Is this the end of Scare The Dickens Out of Us?
In a word, yes. The 2012 contest will be the last of it. We will make a formal announcement at the end of the year at http://clarklibraryfriends.com , but this is our first informal announcement.
Scare The Dickens Out of Us has always been primarily a fundraiser for the Friends of the Dr. Eugene Clark Library; only secondarily was it a ghost story writing contest. So, as we have never been able to raise more money than we spent running the contest (prize money, trophy money, advertising, postage, reading party), we will be calling it quits and turn to donating the money we’d have used on the contest directly to the Friends (and ultimately to the library). The Friends and the library will get more from this than they every got from the contest, only the writers will lose (and we are very sorry about that, but there are a lot more contests out there to choose from).
Rather than dwell on the negative, we’d like to address the positive. In the four years of the contest we raised $5,000.00 for the Friends. We received helpful cooperation in promoting the contest from many organizations across the country, and abroad, mostly from literary contest sites (thank you each and every one of you), regional branches of the Romance Writers of America (from which we got a couple of our winning stories), and also the regional branches of Mystery Writers of America (from which we got some really interesting stories). We also got a lot of support from many of the individual writing clubs throughout the country. We appreciate you. A very big thank you goes out to the several writers who submitted to our story contest for consecutive years. And thank you Logos of Lockhart for helping us find some of the most beautiful and unusual glass trophies available for our top winners. Of course we’d be nothing without our two great final judges Sue Smith and Erin Pringle. Thank you, ladies.

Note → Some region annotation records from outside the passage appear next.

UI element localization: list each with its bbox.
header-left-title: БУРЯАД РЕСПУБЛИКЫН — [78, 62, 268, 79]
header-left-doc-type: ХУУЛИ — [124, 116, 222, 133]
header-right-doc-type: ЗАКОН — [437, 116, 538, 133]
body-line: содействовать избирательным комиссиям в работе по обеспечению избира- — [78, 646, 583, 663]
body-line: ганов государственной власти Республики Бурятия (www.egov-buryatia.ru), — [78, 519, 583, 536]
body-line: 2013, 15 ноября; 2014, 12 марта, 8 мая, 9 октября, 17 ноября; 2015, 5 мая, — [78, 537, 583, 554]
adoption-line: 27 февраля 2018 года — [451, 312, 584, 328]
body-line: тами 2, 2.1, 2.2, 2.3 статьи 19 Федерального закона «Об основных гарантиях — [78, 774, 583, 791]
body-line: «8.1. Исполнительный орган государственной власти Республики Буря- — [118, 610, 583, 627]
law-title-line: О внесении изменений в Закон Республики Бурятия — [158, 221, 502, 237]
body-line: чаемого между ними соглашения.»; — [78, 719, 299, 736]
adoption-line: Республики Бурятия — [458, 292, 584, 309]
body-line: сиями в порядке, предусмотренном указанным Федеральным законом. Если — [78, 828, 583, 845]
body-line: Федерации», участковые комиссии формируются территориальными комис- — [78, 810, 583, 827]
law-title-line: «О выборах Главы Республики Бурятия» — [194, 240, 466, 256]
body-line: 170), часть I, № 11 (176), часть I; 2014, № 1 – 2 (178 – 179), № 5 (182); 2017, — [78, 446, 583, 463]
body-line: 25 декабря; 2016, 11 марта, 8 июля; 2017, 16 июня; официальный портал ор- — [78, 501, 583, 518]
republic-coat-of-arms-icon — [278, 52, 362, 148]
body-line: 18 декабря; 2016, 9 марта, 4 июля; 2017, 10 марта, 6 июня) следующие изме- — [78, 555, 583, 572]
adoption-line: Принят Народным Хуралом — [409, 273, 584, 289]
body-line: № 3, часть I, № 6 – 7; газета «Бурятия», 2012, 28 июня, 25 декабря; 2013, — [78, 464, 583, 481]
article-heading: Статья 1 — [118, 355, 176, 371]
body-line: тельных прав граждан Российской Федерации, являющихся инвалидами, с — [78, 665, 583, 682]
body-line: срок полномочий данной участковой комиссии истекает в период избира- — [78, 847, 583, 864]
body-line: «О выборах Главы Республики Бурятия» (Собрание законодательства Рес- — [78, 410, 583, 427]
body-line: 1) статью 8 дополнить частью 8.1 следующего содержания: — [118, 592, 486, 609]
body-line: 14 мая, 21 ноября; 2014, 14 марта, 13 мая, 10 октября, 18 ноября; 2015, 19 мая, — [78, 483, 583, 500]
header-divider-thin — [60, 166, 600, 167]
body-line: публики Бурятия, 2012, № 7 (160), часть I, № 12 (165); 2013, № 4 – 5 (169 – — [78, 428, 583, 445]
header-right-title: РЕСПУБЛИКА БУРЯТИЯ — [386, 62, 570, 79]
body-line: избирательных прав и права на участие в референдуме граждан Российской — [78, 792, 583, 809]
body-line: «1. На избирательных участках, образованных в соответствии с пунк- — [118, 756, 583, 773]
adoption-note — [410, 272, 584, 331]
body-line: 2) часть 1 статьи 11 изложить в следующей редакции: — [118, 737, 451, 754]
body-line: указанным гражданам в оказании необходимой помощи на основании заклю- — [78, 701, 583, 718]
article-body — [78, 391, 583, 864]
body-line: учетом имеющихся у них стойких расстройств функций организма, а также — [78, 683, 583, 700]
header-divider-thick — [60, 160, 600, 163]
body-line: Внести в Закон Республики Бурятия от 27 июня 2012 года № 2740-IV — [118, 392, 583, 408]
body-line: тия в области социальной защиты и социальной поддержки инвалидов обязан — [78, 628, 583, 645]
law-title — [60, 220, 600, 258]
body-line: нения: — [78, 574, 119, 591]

We’d like to thank each and every one of you who entered Scare The Dickens Out of Us and Junior Scare The Dickens Out of Us. Contrary to popular legend, ninety-nine percent of the stories submitted to our contest were not crap. Only about ten percent were. The remaining eighty percent of the stories were good, and then we got about ten percent that were outstanding. It was a pleasure and honor to read your submissions. However, we did notice a marked lack of paperclips on the entries (use paperclips, guys) and far too many stories that were folded three or four times and then stuffed into an envelope meant for letters (no, don’t do that), and way too many writers thought it was just peachy keen to submit their entries the very last day of the contest.
Enough bad news. Here’s the good news. We are hard at work right now selecting the stories that will go forward to the final judges for the 2012 contest. We should have the winners at about Thanksgiving time. Emails will go out this week letting everyone know where they stand. Check http://clarklibraryfriends.com after Thanksgiving to see if the winners have been posted yet.
WHAT I READ THIS WEEK—Rising Sun by Michael Crichton. Charming Blue by Kristine Grayson. Tales of a Traveller by Washington Irving. The Assassin’s Curse by Lindsay Buroker. (Actually, this is what I read between this post and the last one.)